Inflation américaine, « round 2 » pour la Bourse et pour la Fed, Morning meeting

Une inflation chasse l’autre aux Etats-Unis. Si les investisseurs surveillaient hier comme le lait sur le feu l’évolution des prix à la consommation d’avril, un élément capital dans le « guidage » de la politique monétaire de la Réserve fédérale, ce sont les prix à la production pour le même production mois qui seront scrutés par les opérateurs ce jeudi and Bourse. Rendezvous est pris pour 14h30.

Là aussi, une légère décrue est espérée, au level, certes élevé, the 10.7% sur un an, mais moins que la poussée at 11.2% qui avait caractérisée le mois de mars. † L’indice PPI donne depuis quelques mois des signes de ceiling, un peu au-dessus de 10% sur un an. La stabilization recent des prix peut permettre un léger recul », indiquait and début de semaine le cabinet Oddo BHF. Sur un mois, une boom de 0.5% est anticipée, contre 1.4% en mars, et de 0.6% en « core » (hors alimentation et energie), contre 1% en mars.

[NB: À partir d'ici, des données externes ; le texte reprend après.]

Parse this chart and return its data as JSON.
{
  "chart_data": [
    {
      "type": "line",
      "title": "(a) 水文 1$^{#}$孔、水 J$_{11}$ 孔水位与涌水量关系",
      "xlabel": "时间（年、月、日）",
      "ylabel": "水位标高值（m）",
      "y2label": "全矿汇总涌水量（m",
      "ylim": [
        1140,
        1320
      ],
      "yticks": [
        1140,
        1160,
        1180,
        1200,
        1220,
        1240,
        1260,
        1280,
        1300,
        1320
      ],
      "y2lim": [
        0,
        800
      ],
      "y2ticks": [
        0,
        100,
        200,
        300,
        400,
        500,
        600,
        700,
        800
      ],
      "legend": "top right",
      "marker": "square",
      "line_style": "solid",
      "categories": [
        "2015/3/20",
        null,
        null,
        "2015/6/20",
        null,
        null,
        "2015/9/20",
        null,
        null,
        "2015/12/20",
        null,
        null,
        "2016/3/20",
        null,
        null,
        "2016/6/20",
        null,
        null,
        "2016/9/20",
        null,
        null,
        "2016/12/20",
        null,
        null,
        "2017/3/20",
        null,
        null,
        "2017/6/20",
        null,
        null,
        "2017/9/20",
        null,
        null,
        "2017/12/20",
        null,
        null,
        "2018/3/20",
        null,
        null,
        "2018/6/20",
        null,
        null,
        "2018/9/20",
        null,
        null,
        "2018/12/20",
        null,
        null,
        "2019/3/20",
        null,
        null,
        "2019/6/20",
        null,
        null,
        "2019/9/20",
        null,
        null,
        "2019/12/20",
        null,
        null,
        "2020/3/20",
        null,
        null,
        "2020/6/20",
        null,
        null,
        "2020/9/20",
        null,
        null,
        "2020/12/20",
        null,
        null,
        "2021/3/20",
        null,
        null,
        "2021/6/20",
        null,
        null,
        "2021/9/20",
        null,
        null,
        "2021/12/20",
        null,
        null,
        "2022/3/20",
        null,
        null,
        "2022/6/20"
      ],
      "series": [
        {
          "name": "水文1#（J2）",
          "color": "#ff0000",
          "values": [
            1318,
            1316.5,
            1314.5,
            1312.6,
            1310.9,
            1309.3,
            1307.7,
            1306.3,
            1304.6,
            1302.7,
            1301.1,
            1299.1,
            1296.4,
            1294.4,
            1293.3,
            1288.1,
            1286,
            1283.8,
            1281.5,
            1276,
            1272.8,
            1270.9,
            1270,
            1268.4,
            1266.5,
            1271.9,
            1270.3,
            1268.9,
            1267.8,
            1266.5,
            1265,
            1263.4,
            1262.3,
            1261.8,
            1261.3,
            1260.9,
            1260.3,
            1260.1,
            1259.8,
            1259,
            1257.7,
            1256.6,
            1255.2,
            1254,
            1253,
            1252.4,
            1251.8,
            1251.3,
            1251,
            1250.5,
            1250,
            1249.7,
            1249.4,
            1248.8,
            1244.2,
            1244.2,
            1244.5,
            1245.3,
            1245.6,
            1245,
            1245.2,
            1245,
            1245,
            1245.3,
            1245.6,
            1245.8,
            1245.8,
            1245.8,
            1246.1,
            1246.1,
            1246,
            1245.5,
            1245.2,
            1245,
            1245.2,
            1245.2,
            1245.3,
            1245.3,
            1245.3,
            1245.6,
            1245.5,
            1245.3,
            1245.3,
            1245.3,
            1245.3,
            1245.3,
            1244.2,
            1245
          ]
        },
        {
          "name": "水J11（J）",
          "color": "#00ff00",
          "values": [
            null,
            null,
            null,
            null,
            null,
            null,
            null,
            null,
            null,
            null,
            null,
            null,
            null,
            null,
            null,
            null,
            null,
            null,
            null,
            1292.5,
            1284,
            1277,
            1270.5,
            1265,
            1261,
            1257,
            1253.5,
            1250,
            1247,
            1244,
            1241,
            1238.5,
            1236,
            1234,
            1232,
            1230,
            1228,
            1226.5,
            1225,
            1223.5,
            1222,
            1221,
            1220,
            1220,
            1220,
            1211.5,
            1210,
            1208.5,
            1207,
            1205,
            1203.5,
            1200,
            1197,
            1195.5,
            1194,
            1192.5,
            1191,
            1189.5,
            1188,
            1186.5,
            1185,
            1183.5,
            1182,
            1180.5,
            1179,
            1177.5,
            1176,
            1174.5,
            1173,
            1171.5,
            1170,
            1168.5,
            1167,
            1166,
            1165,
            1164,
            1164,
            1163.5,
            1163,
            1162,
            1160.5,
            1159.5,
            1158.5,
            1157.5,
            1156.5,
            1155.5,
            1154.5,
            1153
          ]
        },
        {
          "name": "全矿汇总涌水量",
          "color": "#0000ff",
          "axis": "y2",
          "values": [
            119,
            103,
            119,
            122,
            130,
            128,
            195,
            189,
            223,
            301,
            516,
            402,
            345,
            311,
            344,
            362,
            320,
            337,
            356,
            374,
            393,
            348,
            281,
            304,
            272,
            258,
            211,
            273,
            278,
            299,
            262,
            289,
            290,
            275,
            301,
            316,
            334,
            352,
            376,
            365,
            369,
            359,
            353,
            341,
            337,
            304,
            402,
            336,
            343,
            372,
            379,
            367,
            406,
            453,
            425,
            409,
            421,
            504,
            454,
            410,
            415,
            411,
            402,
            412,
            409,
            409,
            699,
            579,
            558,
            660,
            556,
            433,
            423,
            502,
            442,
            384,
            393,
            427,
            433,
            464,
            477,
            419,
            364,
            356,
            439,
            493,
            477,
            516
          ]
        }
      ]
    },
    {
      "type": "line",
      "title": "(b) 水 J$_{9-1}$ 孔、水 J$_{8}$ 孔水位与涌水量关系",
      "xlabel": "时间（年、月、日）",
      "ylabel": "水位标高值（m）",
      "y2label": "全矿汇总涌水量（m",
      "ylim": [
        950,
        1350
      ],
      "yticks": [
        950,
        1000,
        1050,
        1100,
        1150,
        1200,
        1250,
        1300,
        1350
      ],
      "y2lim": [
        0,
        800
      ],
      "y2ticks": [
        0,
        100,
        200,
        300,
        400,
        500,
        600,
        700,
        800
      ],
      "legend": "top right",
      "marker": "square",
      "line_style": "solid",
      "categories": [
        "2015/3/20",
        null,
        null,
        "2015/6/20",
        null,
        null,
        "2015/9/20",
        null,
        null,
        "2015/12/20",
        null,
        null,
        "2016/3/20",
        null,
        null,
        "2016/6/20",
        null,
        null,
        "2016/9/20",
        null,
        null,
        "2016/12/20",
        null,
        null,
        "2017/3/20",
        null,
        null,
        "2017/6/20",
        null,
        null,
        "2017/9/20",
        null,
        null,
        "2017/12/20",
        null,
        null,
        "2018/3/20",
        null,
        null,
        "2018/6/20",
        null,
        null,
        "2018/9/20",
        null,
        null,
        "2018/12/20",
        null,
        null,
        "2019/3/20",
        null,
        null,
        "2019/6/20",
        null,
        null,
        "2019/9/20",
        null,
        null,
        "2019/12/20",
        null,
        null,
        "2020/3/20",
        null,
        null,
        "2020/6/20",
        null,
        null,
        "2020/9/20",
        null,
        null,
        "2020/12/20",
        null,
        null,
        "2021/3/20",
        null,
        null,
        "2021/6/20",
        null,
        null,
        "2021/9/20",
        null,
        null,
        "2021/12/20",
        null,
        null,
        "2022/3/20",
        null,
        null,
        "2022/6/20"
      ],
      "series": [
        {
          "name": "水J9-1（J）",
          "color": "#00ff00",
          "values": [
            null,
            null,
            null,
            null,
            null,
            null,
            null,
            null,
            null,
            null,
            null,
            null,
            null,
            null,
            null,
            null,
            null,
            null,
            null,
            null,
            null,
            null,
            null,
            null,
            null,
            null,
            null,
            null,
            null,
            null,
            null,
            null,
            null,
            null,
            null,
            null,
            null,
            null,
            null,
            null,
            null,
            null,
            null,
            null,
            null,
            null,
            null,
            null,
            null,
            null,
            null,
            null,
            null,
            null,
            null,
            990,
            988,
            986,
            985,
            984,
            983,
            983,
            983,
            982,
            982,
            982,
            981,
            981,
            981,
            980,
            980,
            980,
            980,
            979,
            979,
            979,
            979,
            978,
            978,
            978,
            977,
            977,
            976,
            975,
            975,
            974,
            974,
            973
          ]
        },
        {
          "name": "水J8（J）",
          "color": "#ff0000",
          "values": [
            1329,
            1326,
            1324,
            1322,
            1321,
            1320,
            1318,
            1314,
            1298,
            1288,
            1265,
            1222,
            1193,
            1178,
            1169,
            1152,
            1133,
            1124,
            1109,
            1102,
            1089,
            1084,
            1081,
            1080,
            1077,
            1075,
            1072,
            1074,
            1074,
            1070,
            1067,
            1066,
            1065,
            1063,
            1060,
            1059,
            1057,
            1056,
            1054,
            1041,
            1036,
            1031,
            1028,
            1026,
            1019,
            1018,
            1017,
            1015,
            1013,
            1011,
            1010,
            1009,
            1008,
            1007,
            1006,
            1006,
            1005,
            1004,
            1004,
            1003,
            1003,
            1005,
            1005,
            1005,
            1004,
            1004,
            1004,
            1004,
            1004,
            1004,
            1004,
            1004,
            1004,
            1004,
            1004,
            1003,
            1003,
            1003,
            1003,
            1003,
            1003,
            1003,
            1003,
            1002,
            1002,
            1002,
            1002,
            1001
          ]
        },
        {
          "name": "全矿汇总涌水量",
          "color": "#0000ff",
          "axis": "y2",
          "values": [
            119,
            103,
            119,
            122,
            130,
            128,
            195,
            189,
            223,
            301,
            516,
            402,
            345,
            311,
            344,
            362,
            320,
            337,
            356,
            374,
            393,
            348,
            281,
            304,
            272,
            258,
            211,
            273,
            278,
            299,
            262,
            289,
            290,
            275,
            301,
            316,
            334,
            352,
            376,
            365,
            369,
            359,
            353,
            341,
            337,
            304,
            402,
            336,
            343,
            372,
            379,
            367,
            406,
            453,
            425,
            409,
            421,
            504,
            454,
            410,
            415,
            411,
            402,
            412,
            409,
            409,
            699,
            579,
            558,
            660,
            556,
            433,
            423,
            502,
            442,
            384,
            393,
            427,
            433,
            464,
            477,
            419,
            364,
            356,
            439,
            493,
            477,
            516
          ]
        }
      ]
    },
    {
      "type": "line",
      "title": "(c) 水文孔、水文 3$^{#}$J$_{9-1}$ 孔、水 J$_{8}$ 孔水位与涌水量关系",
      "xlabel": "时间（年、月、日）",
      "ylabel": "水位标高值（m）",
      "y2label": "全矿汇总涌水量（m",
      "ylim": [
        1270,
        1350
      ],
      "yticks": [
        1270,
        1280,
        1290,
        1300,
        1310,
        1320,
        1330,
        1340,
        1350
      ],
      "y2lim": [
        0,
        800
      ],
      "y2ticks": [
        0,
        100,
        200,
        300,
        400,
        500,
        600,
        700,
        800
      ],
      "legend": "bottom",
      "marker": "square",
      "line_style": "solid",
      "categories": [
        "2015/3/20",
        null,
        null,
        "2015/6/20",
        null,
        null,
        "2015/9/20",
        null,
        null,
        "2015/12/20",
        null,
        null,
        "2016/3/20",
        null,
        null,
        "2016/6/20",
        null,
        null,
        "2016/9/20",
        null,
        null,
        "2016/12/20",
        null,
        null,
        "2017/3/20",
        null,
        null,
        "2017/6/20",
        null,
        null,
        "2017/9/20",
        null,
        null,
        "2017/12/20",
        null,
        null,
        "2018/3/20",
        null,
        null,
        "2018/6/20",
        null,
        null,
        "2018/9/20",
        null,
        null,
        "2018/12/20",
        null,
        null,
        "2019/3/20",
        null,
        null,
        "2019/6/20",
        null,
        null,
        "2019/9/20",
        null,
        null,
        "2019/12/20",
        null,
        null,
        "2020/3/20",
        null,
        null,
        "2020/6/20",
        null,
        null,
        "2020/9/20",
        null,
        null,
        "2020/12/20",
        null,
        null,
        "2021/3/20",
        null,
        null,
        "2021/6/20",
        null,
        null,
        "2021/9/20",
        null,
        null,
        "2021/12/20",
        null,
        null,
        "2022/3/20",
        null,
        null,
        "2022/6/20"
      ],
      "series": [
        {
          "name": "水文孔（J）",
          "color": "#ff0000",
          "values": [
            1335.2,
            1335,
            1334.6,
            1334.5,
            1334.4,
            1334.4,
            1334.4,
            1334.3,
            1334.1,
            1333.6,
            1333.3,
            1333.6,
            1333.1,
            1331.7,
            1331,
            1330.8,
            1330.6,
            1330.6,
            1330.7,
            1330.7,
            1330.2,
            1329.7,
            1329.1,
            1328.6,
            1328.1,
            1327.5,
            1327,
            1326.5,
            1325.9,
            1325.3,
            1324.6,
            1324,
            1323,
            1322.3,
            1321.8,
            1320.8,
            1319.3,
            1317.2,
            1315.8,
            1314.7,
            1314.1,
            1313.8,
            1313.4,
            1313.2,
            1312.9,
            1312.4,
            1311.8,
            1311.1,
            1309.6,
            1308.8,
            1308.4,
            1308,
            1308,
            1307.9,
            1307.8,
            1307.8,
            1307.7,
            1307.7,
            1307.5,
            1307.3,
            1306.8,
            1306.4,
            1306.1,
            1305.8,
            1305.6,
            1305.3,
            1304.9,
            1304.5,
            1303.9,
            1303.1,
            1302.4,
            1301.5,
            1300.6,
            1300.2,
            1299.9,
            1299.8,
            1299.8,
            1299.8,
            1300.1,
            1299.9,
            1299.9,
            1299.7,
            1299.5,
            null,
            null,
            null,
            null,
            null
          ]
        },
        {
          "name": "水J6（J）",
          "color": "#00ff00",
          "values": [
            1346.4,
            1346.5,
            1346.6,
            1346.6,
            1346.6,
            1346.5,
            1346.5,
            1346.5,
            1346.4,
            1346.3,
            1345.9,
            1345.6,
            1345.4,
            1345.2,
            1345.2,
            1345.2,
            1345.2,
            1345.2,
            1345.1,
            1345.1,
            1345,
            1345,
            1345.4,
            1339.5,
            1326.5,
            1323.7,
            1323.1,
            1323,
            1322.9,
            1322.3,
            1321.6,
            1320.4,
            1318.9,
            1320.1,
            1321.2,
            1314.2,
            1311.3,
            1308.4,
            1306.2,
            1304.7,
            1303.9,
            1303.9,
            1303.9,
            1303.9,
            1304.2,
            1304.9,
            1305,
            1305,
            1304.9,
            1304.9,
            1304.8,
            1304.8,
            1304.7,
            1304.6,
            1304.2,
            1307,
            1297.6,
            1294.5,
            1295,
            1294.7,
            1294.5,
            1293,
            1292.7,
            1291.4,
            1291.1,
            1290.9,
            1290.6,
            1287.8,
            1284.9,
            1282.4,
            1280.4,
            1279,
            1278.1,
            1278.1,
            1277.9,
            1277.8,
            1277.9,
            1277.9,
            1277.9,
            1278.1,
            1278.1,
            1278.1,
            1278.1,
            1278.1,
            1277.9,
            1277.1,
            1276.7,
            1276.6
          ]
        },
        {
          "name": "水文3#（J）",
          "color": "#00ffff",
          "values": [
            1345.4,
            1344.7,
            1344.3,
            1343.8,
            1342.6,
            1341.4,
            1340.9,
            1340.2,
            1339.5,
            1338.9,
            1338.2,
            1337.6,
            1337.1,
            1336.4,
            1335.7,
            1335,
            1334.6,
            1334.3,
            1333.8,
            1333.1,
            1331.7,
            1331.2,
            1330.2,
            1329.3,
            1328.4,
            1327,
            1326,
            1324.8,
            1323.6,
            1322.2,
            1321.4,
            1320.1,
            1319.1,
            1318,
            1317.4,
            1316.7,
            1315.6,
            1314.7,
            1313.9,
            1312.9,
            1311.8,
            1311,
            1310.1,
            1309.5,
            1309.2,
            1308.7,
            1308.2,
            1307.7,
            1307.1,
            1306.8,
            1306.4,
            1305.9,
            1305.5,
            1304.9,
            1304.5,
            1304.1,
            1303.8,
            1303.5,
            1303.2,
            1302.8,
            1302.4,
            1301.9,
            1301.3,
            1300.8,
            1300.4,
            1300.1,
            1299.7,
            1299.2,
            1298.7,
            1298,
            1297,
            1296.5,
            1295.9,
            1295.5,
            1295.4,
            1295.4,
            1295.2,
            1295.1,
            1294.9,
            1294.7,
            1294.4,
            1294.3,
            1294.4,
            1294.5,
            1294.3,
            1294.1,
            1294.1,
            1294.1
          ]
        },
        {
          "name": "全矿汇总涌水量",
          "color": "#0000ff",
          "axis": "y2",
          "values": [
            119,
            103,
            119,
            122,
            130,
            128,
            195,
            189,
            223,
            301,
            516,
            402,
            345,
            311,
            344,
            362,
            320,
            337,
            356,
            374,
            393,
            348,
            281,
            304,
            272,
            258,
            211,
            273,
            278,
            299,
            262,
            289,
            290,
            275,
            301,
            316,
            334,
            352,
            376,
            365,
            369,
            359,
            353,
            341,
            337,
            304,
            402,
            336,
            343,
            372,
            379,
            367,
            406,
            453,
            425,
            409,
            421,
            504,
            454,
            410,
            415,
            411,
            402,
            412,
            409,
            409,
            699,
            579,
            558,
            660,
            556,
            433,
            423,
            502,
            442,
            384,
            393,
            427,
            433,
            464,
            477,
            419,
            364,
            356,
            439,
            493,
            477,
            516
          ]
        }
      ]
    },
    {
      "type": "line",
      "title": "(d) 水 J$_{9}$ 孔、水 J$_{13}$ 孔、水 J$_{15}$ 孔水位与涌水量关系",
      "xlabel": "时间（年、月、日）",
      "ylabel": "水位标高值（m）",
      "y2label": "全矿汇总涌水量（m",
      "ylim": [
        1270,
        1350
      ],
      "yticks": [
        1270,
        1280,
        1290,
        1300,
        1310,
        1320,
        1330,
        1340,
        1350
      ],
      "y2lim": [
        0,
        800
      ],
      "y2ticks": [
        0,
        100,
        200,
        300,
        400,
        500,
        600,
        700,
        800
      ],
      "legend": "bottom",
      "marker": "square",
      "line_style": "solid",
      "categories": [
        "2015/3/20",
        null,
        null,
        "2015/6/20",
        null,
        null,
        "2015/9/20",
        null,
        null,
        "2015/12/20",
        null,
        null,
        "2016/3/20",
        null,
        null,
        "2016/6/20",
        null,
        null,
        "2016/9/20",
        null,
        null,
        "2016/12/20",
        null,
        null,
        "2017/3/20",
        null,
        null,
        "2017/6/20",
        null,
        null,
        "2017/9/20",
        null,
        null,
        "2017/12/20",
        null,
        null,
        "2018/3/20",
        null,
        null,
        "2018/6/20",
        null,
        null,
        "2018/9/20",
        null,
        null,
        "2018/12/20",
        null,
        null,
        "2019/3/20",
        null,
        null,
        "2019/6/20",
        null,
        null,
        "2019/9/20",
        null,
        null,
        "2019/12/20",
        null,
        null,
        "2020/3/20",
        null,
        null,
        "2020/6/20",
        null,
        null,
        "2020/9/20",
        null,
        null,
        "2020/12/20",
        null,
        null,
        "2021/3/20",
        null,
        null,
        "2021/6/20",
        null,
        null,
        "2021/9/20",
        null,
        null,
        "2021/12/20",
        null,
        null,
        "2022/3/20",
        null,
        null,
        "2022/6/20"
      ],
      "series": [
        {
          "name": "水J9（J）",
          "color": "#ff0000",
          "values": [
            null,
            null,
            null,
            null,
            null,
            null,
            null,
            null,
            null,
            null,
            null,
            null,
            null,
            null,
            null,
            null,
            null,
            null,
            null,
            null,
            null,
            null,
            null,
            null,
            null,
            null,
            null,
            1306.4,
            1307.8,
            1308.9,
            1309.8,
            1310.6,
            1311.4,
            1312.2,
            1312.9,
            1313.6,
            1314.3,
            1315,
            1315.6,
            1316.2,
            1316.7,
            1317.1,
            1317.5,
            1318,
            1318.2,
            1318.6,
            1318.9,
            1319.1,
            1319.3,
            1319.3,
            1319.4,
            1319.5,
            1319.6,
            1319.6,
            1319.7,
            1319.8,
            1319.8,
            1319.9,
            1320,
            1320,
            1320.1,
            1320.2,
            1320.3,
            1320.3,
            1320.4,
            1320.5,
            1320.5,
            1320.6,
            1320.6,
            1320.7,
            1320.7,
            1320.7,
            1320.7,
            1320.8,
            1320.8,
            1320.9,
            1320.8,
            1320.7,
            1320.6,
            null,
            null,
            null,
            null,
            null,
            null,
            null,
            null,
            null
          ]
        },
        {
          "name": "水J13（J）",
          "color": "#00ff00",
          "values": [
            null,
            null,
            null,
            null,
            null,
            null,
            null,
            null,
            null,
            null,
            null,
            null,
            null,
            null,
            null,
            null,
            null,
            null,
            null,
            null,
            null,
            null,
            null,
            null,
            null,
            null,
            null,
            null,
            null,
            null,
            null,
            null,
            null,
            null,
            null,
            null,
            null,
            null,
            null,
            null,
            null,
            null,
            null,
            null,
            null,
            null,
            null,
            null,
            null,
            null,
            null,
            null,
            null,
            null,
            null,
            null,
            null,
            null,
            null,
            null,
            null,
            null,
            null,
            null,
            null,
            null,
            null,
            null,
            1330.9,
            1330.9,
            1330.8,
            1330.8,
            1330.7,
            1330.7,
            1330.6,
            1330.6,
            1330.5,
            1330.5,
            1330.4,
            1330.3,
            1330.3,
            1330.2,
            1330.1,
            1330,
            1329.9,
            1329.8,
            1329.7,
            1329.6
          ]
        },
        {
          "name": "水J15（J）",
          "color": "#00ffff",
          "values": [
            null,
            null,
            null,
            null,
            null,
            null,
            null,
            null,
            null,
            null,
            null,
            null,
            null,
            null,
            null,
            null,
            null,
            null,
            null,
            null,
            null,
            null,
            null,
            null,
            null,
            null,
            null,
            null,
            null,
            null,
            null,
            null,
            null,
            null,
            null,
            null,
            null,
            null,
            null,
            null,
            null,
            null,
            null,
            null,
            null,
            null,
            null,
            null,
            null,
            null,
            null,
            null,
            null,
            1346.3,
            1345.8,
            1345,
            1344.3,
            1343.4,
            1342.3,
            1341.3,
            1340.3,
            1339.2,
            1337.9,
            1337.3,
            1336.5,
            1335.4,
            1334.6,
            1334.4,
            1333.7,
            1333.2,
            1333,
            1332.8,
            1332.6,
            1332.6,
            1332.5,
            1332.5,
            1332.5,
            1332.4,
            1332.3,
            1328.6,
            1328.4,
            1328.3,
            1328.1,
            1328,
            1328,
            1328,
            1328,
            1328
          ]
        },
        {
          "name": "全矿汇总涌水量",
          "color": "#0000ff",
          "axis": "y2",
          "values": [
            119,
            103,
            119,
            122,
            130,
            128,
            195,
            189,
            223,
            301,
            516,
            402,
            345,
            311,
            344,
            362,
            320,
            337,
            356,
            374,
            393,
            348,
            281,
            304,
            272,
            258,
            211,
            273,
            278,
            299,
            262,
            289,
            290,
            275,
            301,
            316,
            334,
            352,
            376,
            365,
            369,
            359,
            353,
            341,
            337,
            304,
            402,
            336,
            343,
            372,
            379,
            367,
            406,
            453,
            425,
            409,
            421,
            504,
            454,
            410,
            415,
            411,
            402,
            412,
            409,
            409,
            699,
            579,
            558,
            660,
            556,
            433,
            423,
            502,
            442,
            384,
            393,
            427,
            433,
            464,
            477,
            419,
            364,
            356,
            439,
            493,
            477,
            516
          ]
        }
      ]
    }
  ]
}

Les prix à la consommation présentés hier ont, eux, un peu décontenancé les investisseurs, entraînant un beau trou d’air and Bourse au moment de leur publication. A 8.3%, l’inflation sur un an est ressortie, comme espéré, en deçà des 8.5% de mars, un pic de 40 ans, mais au-delà des 8.1% attendus par le consensus. De quoi donner raison à la fois aux optimistes comme aux pessimistes quant à l’évolution des prix dans le pays…

Crise du coût de la vie

Une inflation de 6.2% en données « core » en avril signifie, pour le conseiller économique en chef d’Allianz, Mohamed El-Erian, qu’il ya de nombreux facteurs qui entrent désormais en ligne de compte dans la formation des prix , « ce n’est qu’une question de temps avant que nous parlions d’une crisis du coût de la vie. Il ne s’agit plus seulement de la guerre en Ukraine mais d’un processus d’inflation à grande échelle que la fed a pris du retard à gérer. » Retard qu’elle va peut-être devoir rattraper par des hausses de taux plus aggressives que de seuls relèvements de 50 points de base de ses Fed funds lors des prochaines reunions du FOMC.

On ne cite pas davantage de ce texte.